In 1902 she received a divorce from Loraine and on December 29 of that year married William Faversham, a British actor who would go on to have a long career in America. Over the years the couple would appear together in such play as R. C. Carton's Lord and Lady Algy, Edwin Milton Royle's Squaw Man, Charles Frederick Nirdlinger's The World and His Wife, Edward Childs Carpenter's The Barber of Orleans, Stephen Phillips' Herod and Edward Knoblock's The Faun. In 1906 Julie Opp published The Squaw Man: a Novel, taken from the play by Edwin Royle.

Julie Opp fell seriously ill in 1914 while traveling abroad with her husband and two sons. By autumn she seemed to have recovered her health and returned to the stage with Faversham in The Hawk by Francis de Croisset and Marie Zane Taylor (English translation).
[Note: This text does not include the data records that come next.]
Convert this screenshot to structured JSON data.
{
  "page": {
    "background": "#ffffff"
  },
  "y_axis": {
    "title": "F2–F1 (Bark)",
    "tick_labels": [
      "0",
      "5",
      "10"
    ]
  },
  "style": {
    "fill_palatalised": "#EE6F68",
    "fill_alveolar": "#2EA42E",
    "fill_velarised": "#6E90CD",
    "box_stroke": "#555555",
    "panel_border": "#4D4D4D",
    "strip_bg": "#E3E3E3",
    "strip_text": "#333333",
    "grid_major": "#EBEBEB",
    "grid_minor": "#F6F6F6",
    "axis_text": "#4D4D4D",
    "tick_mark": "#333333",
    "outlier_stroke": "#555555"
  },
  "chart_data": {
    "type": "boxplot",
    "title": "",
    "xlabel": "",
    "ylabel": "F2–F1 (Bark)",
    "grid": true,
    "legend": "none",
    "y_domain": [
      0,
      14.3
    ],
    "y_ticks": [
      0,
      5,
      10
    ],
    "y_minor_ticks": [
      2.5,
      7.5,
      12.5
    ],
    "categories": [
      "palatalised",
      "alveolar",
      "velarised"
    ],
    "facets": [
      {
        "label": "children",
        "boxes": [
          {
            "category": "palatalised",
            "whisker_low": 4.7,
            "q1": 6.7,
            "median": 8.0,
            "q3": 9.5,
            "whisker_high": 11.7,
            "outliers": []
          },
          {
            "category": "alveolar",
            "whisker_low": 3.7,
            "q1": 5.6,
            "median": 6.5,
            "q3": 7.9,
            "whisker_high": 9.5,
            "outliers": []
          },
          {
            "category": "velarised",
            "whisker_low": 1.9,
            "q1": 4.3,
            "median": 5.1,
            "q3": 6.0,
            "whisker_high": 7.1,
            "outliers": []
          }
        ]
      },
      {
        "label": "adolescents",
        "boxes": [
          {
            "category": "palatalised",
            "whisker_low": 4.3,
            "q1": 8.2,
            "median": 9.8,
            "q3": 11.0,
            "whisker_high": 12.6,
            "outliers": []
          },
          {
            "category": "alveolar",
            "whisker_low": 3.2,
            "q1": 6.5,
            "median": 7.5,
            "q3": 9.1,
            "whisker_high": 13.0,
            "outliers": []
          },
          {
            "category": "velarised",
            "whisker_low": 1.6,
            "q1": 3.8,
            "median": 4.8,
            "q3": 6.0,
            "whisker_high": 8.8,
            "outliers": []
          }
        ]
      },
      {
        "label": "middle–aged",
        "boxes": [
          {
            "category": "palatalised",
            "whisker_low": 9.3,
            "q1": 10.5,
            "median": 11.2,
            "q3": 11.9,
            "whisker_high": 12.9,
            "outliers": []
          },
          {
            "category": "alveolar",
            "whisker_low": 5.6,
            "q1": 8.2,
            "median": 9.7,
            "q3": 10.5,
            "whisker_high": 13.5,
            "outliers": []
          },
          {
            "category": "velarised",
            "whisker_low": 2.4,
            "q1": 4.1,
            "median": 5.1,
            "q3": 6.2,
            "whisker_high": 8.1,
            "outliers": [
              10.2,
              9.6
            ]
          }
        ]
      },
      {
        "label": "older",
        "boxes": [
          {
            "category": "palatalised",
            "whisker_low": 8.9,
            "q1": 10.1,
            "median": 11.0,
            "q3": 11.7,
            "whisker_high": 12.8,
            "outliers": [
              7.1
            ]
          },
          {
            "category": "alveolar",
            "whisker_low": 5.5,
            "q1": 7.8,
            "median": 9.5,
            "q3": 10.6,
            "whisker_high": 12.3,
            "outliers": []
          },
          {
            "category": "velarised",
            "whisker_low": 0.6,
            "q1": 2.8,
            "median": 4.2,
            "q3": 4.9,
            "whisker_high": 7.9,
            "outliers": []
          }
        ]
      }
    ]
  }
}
She soon suffered a relapse and was forced to withdraw from the production that would prove to be the last of her career.

She spent her remaining years dividing her time between their residence in New York City and a country home on Long Island. Julie Opp died after a failed operation at the Post Graduate Hospital on April 9, 1921. She was survived by her husband and sons, William Jr. (born 1905) and Phillip (born 1907).